Un jour que je refusais plus opiniâtrement encore que de coutume d’accepter tout ce qu’elle m’offrait, elle me dit d’un ton moitié riant et moitié sérieux : — Je ne suis pas si désintéressée que vous le croyez ; j’ai une grace à vous demander… puis s’interrompant tout à coup : Oh ! non, je n’oserais pas ; c’est une chose folle que vous ne comprendriez pas et qui me rendrait peut-être bien ridicule à vos yeux. — Non, parlez, lui dis-je ; parlez, je respecte aveuglément toutes vos volontés et je ne donnerai jamais à tout ce qui viendra de vous qu’une noble et sérieuse interprétation. — Eh bien ! je voudrais… mais en vérité, c’est un enfantillage qui va vous paraître étrange ; je voudrais vous voir venir un jour chez moi revêtu d’un habit vert avec des boutons de métal et un gilet de pluche bleu.

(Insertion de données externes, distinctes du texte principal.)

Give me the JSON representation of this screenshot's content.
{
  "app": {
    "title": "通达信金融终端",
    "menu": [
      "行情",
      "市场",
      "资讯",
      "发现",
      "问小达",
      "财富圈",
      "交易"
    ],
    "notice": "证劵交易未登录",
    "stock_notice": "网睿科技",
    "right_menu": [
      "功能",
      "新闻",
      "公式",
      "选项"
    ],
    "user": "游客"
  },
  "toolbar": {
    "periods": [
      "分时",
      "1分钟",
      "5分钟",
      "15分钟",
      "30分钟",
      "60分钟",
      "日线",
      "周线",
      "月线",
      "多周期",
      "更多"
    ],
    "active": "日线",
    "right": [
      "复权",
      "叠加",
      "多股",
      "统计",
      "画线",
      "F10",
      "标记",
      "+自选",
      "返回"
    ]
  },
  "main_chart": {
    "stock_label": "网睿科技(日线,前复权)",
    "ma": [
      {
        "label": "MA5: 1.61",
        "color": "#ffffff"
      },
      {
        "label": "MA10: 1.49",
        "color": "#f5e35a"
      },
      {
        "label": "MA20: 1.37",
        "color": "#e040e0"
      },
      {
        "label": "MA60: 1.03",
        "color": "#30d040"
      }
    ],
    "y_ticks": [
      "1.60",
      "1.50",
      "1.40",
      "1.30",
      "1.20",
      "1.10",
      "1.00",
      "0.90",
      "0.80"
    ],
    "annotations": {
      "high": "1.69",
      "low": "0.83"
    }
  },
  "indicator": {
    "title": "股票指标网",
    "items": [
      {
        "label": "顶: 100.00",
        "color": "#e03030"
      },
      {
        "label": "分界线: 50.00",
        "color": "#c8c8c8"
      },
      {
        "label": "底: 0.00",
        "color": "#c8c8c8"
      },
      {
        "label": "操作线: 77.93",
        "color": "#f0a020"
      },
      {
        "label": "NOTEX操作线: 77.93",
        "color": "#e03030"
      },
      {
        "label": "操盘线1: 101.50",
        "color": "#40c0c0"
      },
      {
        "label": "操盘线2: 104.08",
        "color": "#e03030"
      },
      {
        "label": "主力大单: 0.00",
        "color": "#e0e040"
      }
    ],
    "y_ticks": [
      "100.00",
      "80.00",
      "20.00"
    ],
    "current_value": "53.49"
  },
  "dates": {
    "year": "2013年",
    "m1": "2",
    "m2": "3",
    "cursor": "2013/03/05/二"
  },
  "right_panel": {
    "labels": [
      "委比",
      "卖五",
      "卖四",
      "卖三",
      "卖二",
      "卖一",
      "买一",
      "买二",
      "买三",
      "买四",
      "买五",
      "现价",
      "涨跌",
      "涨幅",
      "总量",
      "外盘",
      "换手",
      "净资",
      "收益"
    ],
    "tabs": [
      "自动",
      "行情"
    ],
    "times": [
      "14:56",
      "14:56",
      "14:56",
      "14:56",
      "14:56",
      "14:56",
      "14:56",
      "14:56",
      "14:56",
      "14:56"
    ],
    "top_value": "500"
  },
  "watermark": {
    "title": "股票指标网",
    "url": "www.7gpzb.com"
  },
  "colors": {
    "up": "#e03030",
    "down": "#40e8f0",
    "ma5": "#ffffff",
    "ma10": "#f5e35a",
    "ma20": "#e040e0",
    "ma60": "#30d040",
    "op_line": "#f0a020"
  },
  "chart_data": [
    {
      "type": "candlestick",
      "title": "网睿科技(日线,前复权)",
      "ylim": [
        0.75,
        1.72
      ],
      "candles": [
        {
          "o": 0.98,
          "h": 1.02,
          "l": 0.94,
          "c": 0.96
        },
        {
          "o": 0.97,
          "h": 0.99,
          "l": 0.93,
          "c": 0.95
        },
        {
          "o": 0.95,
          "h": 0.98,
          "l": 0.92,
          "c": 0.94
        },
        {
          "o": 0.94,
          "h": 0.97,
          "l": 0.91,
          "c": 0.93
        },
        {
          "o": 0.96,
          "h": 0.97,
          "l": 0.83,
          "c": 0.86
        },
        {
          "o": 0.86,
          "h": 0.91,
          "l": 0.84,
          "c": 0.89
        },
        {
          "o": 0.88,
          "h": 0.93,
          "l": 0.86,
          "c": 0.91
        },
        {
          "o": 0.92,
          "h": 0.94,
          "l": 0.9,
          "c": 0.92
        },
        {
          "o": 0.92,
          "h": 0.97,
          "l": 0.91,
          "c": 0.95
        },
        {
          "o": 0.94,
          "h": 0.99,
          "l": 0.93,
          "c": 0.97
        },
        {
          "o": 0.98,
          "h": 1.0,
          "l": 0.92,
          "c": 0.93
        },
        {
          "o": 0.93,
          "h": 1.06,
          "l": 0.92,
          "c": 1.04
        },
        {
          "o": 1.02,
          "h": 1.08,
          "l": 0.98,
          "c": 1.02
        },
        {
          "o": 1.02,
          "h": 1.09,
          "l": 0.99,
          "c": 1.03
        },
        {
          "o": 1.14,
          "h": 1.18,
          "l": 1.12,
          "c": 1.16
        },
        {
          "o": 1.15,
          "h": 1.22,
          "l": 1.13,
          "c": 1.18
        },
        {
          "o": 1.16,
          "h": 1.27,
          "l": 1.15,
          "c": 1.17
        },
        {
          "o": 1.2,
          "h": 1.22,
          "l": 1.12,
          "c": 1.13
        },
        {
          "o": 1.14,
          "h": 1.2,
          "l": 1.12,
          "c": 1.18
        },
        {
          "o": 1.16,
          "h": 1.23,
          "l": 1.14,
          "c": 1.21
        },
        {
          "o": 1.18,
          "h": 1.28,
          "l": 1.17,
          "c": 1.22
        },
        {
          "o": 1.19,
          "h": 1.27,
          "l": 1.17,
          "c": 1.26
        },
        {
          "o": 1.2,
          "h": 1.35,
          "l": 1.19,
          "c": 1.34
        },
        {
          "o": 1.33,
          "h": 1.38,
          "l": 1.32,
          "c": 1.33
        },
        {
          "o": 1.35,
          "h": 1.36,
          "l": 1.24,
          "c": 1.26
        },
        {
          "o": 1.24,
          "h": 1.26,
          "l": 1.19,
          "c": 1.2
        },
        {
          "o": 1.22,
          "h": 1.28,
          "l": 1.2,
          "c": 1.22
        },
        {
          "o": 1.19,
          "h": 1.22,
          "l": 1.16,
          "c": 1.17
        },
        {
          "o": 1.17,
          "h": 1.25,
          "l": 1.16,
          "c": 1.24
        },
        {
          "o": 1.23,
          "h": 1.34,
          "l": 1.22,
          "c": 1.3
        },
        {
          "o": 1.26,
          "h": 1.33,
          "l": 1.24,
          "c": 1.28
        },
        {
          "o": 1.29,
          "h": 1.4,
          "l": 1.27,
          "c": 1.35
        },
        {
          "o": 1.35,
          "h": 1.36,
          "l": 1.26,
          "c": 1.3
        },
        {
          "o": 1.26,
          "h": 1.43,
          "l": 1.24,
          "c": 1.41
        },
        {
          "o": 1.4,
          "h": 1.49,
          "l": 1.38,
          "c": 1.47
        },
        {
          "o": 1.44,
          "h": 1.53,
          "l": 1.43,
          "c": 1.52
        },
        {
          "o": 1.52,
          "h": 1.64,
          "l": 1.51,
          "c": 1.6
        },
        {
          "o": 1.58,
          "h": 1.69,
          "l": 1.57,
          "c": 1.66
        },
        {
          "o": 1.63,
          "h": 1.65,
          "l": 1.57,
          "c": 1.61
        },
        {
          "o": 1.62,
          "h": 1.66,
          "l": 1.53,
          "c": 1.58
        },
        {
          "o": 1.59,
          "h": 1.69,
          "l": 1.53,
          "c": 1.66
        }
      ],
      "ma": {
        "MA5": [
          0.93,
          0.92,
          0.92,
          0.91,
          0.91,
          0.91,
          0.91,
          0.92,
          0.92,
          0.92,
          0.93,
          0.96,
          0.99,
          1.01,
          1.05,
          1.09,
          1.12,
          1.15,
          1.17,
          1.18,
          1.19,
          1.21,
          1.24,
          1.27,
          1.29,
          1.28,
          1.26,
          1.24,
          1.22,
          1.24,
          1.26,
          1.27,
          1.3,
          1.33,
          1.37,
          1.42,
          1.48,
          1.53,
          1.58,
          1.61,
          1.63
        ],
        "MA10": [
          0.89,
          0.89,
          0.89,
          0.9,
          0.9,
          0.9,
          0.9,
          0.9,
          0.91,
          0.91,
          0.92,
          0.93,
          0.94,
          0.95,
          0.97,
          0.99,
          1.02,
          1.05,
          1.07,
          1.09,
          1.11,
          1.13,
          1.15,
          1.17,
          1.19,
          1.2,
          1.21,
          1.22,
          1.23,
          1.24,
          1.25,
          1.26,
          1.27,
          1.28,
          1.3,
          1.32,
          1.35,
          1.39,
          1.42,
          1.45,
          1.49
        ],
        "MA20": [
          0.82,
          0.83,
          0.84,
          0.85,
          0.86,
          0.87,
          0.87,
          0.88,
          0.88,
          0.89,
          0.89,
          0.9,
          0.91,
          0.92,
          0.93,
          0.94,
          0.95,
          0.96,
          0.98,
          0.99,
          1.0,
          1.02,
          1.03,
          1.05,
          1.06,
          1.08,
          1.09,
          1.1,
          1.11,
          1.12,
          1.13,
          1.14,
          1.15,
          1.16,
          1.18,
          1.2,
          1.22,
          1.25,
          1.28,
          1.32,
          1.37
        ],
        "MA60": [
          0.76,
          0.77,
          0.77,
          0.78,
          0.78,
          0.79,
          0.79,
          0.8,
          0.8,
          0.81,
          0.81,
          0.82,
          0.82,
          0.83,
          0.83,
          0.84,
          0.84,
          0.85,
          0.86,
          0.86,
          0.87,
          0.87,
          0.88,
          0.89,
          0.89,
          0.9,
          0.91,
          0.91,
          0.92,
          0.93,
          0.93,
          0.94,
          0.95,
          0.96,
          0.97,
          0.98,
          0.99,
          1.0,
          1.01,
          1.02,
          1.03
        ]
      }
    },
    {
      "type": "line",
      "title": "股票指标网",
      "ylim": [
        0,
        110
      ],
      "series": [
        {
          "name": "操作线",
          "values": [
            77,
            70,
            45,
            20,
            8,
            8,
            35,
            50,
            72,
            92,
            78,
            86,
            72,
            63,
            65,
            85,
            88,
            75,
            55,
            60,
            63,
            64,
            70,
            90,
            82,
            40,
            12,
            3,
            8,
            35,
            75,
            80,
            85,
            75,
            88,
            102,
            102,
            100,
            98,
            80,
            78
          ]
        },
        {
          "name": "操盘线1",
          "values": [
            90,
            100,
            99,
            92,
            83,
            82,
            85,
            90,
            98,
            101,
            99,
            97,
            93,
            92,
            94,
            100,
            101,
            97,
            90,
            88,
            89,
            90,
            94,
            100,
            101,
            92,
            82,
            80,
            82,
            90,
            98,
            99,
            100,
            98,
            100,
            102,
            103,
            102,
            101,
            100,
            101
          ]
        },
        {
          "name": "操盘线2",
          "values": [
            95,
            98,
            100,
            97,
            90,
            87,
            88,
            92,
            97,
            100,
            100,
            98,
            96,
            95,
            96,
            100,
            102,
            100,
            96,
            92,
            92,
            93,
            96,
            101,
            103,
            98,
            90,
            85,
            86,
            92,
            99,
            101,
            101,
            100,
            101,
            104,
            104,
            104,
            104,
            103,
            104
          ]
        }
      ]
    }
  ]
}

Ce vêtement là n’est plus de mode, et vous n’oseriez vous montrer ainsi devant vos camarades, mais voulez-vous bien le porter une fois, une seule fois pour votre vieille amie ? — Oui, m’écriai-je avec le même accent d’enthousiasme que j’aurais mis à formuler une résolution héroïque ; je viendrai chez vous ainsi vêtu, et non pas une fois, mais toujours si vous le désirez.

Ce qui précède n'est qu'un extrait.